One of our favourite things about working with SASS here at Razor Jam is its extensibility.

Addons like Compass and Susy help to bring even more firepower to our frontend arsenal, and the rich community around SASS means there’s always new things to try.

Recently however we ran into a few problems with a cascade of dependencies between different versions of our favourite SASS extensions. The outcome was that in order to be able to maintain an older project we had to keep our SASS version at 3.2, unable to flex with things like SASS Maps and parent selector prefixes on our newer work. Rubbish right?!

Fortunately, there is a tool called Ruby Version Manager (RVM) that makes rapidly switching between Gem versions a breeze, meaning you can maintain any number of setups be they legacy, stable or bleeding edge.

Step 1: Install RVM

If you’re not already using RVM then installation is easy. Simply paste the following command into a terminal window:

\curl -sSL | bash -s stable

Once RVM is installed you will need to load RVM like so:

source ~/.rvm/scripts/rvm

(RVM should also automatically add a line into your .bash_profile to ensure it is loaded in each future shell instance)

Now to check everything worked correctly type rvm -v and you should get some version information back from RVM.

Step 2: Install Ruby

Now to let RVM take the reins of your Ruby setup we need to install Ruby through it. To do this run:

rvm install 2.1

At this stage RVM will need to use a package manager. If you already have Homebrew or MacPorts it should pick up on that, otherwise RVM will go and install Homebrew for you and then continue to install Ruby.

Once you’re done run which ruby and make sure you get something like this back:


This tells us that the system is now running Ruby from within ~/.rvm rather than from the default /usr/bin/ruby.

Tip: When doing work like this its convenient to be able to reload your .bash_profile quickly. To speed this add an alias to your .bash_profile itself with the line alias rbp='. ~/.bash_profile' and then you only need to run rbp when you want to reload your profile.
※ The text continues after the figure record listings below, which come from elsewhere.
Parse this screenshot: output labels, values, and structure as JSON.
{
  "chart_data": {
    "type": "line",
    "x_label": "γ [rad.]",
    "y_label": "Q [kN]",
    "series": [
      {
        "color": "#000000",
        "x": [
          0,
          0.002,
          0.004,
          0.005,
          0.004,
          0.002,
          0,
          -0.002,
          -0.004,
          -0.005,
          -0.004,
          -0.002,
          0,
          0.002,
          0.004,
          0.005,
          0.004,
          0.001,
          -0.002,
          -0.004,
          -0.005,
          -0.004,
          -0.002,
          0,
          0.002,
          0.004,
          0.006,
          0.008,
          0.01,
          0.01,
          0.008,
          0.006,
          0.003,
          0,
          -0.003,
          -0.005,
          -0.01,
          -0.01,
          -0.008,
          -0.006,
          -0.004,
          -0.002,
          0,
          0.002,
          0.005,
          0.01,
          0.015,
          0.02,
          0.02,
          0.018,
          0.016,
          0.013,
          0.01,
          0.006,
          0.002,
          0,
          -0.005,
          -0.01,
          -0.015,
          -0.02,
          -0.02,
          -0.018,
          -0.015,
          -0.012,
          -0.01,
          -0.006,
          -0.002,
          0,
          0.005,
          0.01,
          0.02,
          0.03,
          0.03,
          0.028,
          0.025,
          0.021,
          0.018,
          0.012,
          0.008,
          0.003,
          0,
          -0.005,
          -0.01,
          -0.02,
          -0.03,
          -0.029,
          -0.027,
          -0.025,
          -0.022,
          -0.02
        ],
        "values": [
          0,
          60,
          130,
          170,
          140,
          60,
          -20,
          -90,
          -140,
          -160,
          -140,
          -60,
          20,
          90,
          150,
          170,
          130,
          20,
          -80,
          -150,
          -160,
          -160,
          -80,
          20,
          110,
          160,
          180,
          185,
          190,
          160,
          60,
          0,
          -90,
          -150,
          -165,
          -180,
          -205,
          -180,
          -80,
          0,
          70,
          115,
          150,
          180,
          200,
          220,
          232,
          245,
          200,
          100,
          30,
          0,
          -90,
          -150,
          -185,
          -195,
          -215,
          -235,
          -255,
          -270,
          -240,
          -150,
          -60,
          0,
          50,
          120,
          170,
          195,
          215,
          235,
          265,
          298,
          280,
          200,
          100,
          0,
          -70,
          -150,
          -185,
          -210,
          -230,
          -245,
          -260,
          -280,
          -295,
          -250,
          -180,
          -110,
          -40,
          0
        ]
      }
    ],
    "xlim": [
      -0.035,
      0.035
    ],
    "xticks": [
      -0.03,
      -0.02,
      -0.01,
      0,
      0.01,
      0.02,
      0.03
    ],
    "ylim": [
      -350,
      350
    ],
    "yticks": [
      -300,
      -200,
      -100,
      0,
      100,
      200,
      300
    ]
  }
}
Step 3: Create some Gem Sets

You can probably tell from just installing Ruby with RVM how easy it makes changing versions of Ruby. For most front-end work and simply running SASS and a few other gems you’re unlikely to need to do this very often. The feature of RVM we will be using is called Named Gem Sets.

To create two new named gem sets type:

rvm gemset create current legacy

Here I’ve called the gem sets current and legacy, but you can use whatever names you like.

Now to use one of your gem sets:

rvm 2.1.2@current

(If you want to see your current environment at any time run rvm current)

With your new gem set active you can now install your current versions of SASS and related gems:

    gem install sass

    gem install compass --pre

    gem install susy

You can then continue installing any other gems into your current environment you might need.

Step 4: Change it up

Once you’ve got one gemset setup, switch to your legacy gemset:

rvm 2.1.2@legacy

Because this is a new gemset we no longer have access to any of the gems in our current environment. Let’s go ahead and install an older set of gems:

    gem install sass -v 3.2.19

    gem install compass

    gem install susy -v 1.0.9

Step 5: Go forth, innovate and maintain!

Now you know you can easily switch between gemsets you can easily maintain those older projects and quickly change versions of any number of gems in just a few keystrokes.